Hotels.com latest price index reveals below-inflation hotel room price rises in UK

Hotels.com latest price index reveals below-inflation hotel room price rises in UK

The average cost of a hotel room in the UK rose just two per cent between 2009 and 2010 to £83 a night fuelling the number of staycation breaks, according to the Hotels.com Hotel Price Index

The percentage increase – below the inflation rate – meant visitors to British hotels paid only £2 more per night than the previous year.

However, the overall picture masks some dramatic price movements across the UK, with many of the major tourist destinations and business centres seeing an above average percentage rise.

Among the 36 British destinations featured in the HPI, 26 saw price rises last year, eight witnessed falls and two stayed the same.

A mixed picture for major UK cities

A number of the UK’s most popular cities saw a strong recovery in 2010.

As well as the ten per cent increase in London, prices went up nine per cent in Oxford, helped by a busy summer and a 20 per cent increase in American visitors.

There was also a five per cent hike in Edinburgh, due to the popularity of attractions such as the festivals and marathon and a growth in the number of flights into the city.

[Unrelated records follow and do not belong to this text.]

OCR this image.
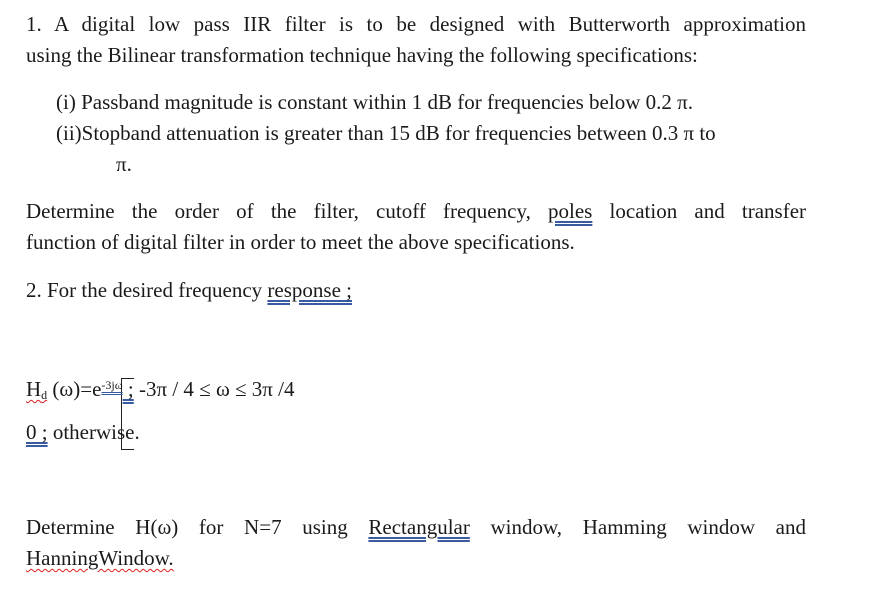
1. A digital low pass IIR filter is to be designed with Butterworth approximation
using the Bilinear transformation technique having the following specifications:
(i) Passband magnitude is constant within 1 dB for frequencies below 0.2 π.
(ii)Stopband attenuation is greater than 15 dB for frequencies between 0.3 π to
π.
Determine the order of the filter, cutoff frequency, poles location and transfer
function of digital filter in order to meet the above specifications.
2. For the desired frequency response ;
$H_d$ $(\omega)=e^{-3j\omega}$ ; -3π / 4 ≤ ω ≤ 3π /4
0 ; otherwise.
Determine H(ω) for N=7 using Rectangular window, Hamming window and
HanningWindow.
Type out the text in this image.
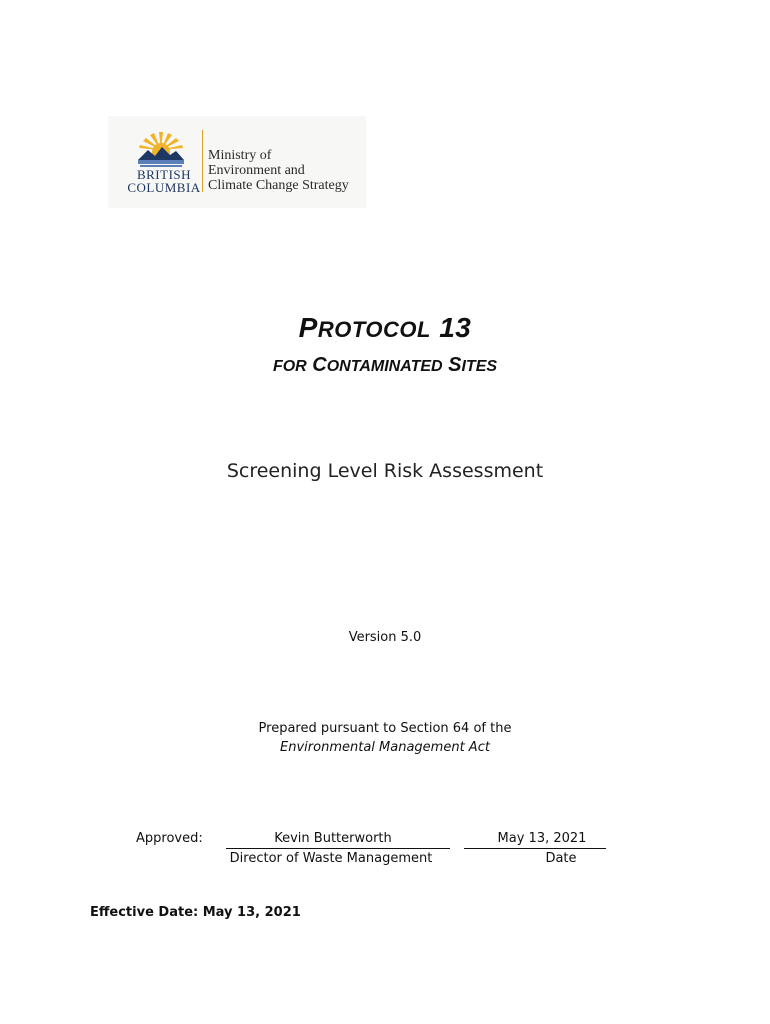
BRITISH
COLUMBIA
Ministry of
Environment and
Climate Change Strategy
PROTOCOL 13
FOR CONTAMINATED SITES
Screening Level Risk Assessment
Version 5.0
Prepared pursuant to Section 64 of the
Environmental Management Act
Approved:	Kevin Butterworth
Director of Waste Management
May 13, 2021
Date
Effective Date: May 13, 2021
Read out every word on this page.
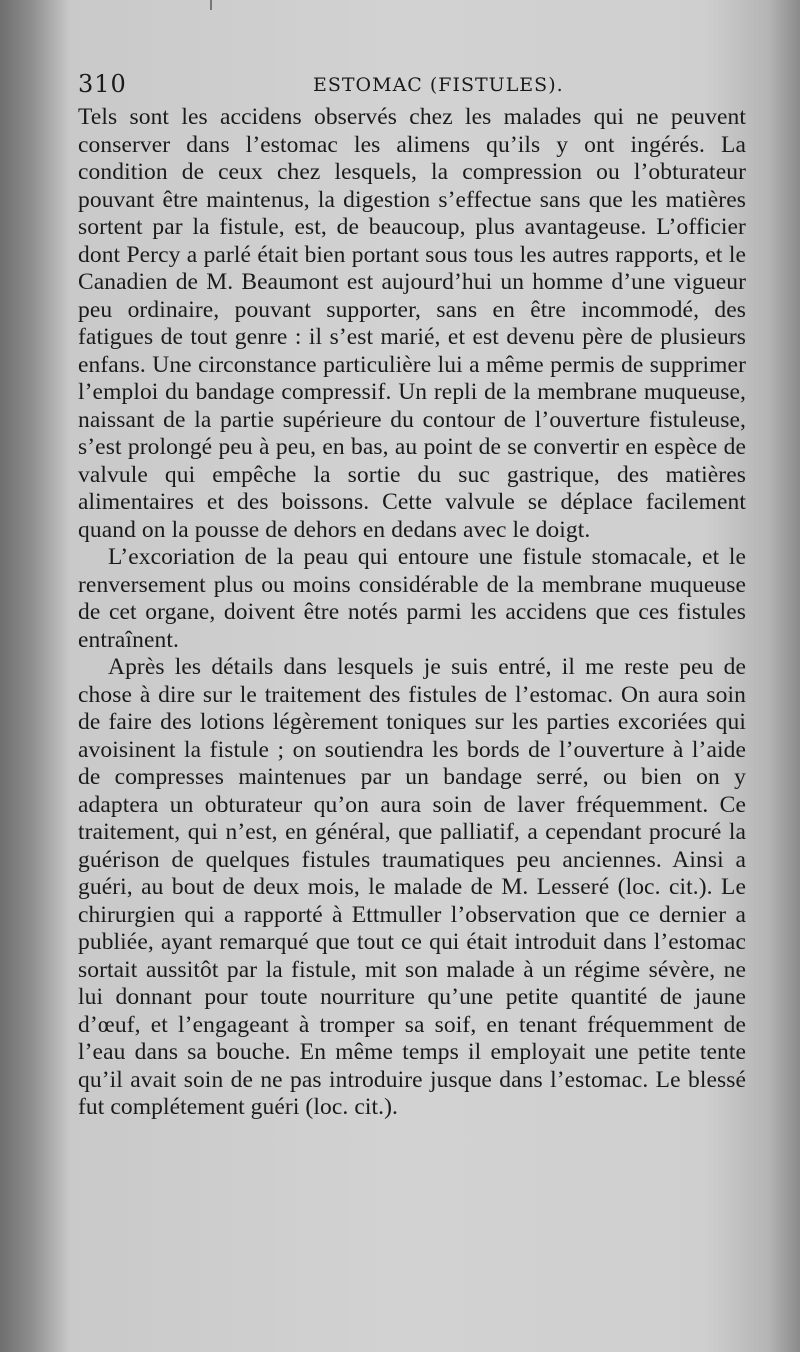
310	ESTOMAC (FISTULES).

Tels sont les accidens observés chez les malades qui ne peuvent conserver dans l’estomac les alimens qu’ils y ont ingérés. La condition de ceux chez lesquels, la compression ou l’obturateur pouvant être maintenus, la digestion s’effectue sans que les matières sortent par la fistule, est, de beaucoup, plus avantageuse. L’officier dont Percy a parlé était bien portant sous tous les autres rapports, et le Canadien de M. Beaumont est aujourd’hui un homme d’une vigueur peu ordinaire, pouvant supporter, sans en être incommodé, des fatigues de tout genre : il s’est marié, et est devenu père de plusieurs enfans. Une circonstance particulière lui a même permis de supprimer l’emploi du bandage compressif. Un repli de la membrane muqueuse, naissant de la partie supérieure du contour de l’ouverture fistuleuse, s’est prolongé peu à peu, en bas, au point de se convertir en espèce de valvule qui empêche la sortie du suc gastrique, des matières alimentaires et des boissons. Cette valvule se déplace facilement quand on la pousse de dehors en dedans avec le doigt.

L’excoriation de la peau qui entoure une fistule stomacale, et le renversement plus ou moins considérable de la membrane muqueuse de cet organe, doivent être notés parmi les accidens que ces fistules entraînent.

Après les détails dans lesquels je suis entré, il me reste peu de chose à dire sur le traitement des fistules de l’estomac. On aura soin de faire des lotions légèrement toniques sur les parties excoriées qui avoisinent la fistule ; on soutiendra les bords de l’ouverture à l’aide de compresses maintenues par un bandage serré, ou bien on y adaptera un obturateur qu’on aura soin de laver fréquemment. Ce traitement, qui n’est, en général, que palliatif, a cependant procuré la guérison de quelques fistules traumatiques peu anciennes. Ainsi a guéri, au bout de deux mois, le malade de M. Lesseré (loc. cit.). Le chirurgien qui a rapporté à Ettmuller l’observation que ce dernier a publiée, ayant remarqué que tout ce qui était introduit dans l’estomac sortait aussitôt par la fistule, mit son malade à un régime sévère, ne lui donnant pour toute nourriture qu’une petite quantité de jaune d’œuf, et l’engageant à tromper sa soif, en tenant fréquemment de l’eau dans sa bouche. En même temps il employait une petite tente qu’il avait soin de ne pas introduire jusque dans l’estomac. Le blessé fut complétement guéri (loc. cit.).
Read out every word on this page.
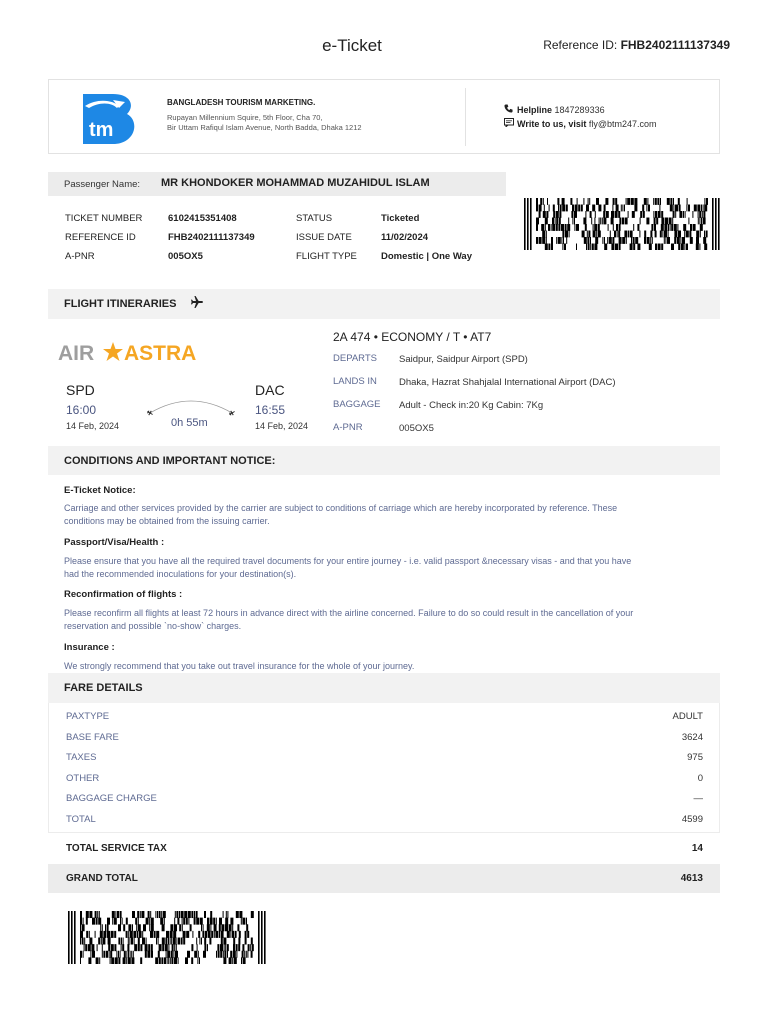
e-Ticket	Reference ID: FHB2402111137349
tm
BANGLADESH TOURISM MARKETING.
Rupayan Millennium Squire, 5th Floor, Cha 70,
Bir Uttam Rafiqul Islam Avenue, North Badda, Dhaka 1212
Helpline 1847289336
Write to us, visit fly@btm247.com
Passenger Name: MR KHONDOKER MOHAMMAD MUZAHIDUL ISLAM
TICKET NUMBER	6102415351408
REFERENCE ID	FHB2402111137349
A-PNR	005OX5
STATUS	Ticketed
ISSUE DATE	11/02/2024
FLIGHT TYPE	Domestic | One Way
FLIGHT ITINERARIES
AIR ASTRA
SPD
16:00
14 Feb, 2024	0h 55m
DAC
16:55
14 Feb, 2024
2A 474 • ECONOMY / T • AT7
DEPARTS Saidpur, Saidpur Airport (SPD)
LANDS IN Dhaka, Hazrat Shahjalal International Airport (DAC)
BAGGAGE Adult - Check in:20 Kg Cabin: 7Kg
A-PNR	005OX5
CONDITIONS AND IMPORTANT NOTICE:
E-Ticket Notice:
Carriage and other services provided by the carrier are subject to conditions of carriage which are hereby incorporated by reference. These
conditions may be obtained from the issuing carrier.
Passport/Visa/Health :
Please ensure that you have all the required travel documents for your entire journey - i.e. valid passport &necessary visas - and that you have
had the recommended inoculations for your destination(s).
Reconfirmation of flights :
Please reconfirm all flights at least 72 hours in advance direct with the airline concerned. Failure to do so could result in the cancellation of your
reservation and possible `no-show` charges.
Insurance :
We strongly recommend that you take out travel insurance for the whole of your journey.
FARE DETAILS
PAXTYPE	ADULT
BASE FARE	3624
TAXES	975
OTHER	0
BAGGAGE CHARGE	—
TOTAL	4599
TOTAL SERVICE TAX	14
GRAND TOTAL	4613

However, the picture was not so rosy for Wales. The average room rate in Cardiff was down six per cent to £76. The Welsh capital saw a decline in prices partly because of fewer showpiece events at the Millennium Stadium compared to 2009 when Take That and U2 performed.

The Ryder Cup also had less effect on prices than in outlying areas. Prices in Swansea slumped 14 per cent to £69.

Norwich sees biggest price rise in the UK

The average hotel room rate in Norwich soared by 38 per cent in 2010 - the biggest leap in the UK. The increase – which took prices from £56 to £78 - stemmed from increased demand from football supporters after Norwich City’s promotion to the Championship and also a concentration of high-end hotel accommodation.

Hotels in the Midlands score with increased football custom

The football effect was also evident in the Midlands.

Cities with teams which have been promoted to the Premier League in recent years saw double-digit price rises for hotel rooms in 2010 after increased demand from supporters.

Prices rose 28 per cent in Stoke to £59 and 27 per cent in Wolverhampton to £46. There was also a six per cnet increase in Birmingham, helped in part by the four-yearly IPEC conference at the NEC.

Lake District benefits from ‘staycation’ trend

The tourist hotspot of the Lake District saw notable price rises with Bowness-on-Windermere reaching an average of £142 a night - up 23 per cent - to take second place in the table of the UK’s most expensive destinations.

Nearby Ambleside - up six per cent to £113 - also made the top five, with hoteliers confident enough of visitors to put up their rates.

St Andrews swings into top spot

Prince William and Kate Middleton’s former university town of St Andrews took the top spot as the most expensive destination in the UK, fuelled in part by hosting the 2010 British Open Golf tournament.

With a 20 per cent jump to £162 per night, the historic location knocked 2009’s costliest destination, Bath, into fourth place, with prices in the spa city rising only two per cent to £113 a night.

A bright future for the IT corridor

Increased corporate demand as companies relaxed travel restrictions on staff sparked double-digit percentage rises in hotels along the M4 corridor – home to the UK’s growing IT industry – with prices in Bracknell up 18 per cent and Reading up 15 per cent.

David Roche, president of Hotels.com, comments: “The overall two per cent rise in UK hotel prices served as a modest boost for British hoteliers in a very competitive market but budget-conscious travellers who stayed at home were also able to find great value with the average room rate at just £83 a night.

“Our 2010 story in the UK reflects the global picture and shows a market in recovery, even if it is one that had, and is likely to continue having, particular twists and turns.

“London, with its ten per cent price increase, 90 per cent occupancy and luxury hotel sector growth is showing strong signs of recovery in the leisure and business sector.

“Many top tourist destinations and business centres also witnessed above average percentage rises.

“However, this does not mean that the day of the deal is over. With guests still paying the same hotel prices as they were six or seven years ago, consumers are experiencing more choice and value for money than ever.”

London was the most popular destination for overseas travellers followed by Edinburgh and Manchester. The capital was also the most popular destination for domestic visitors ahead of Manchester, Edinburgh, Birmingham and Glasgow.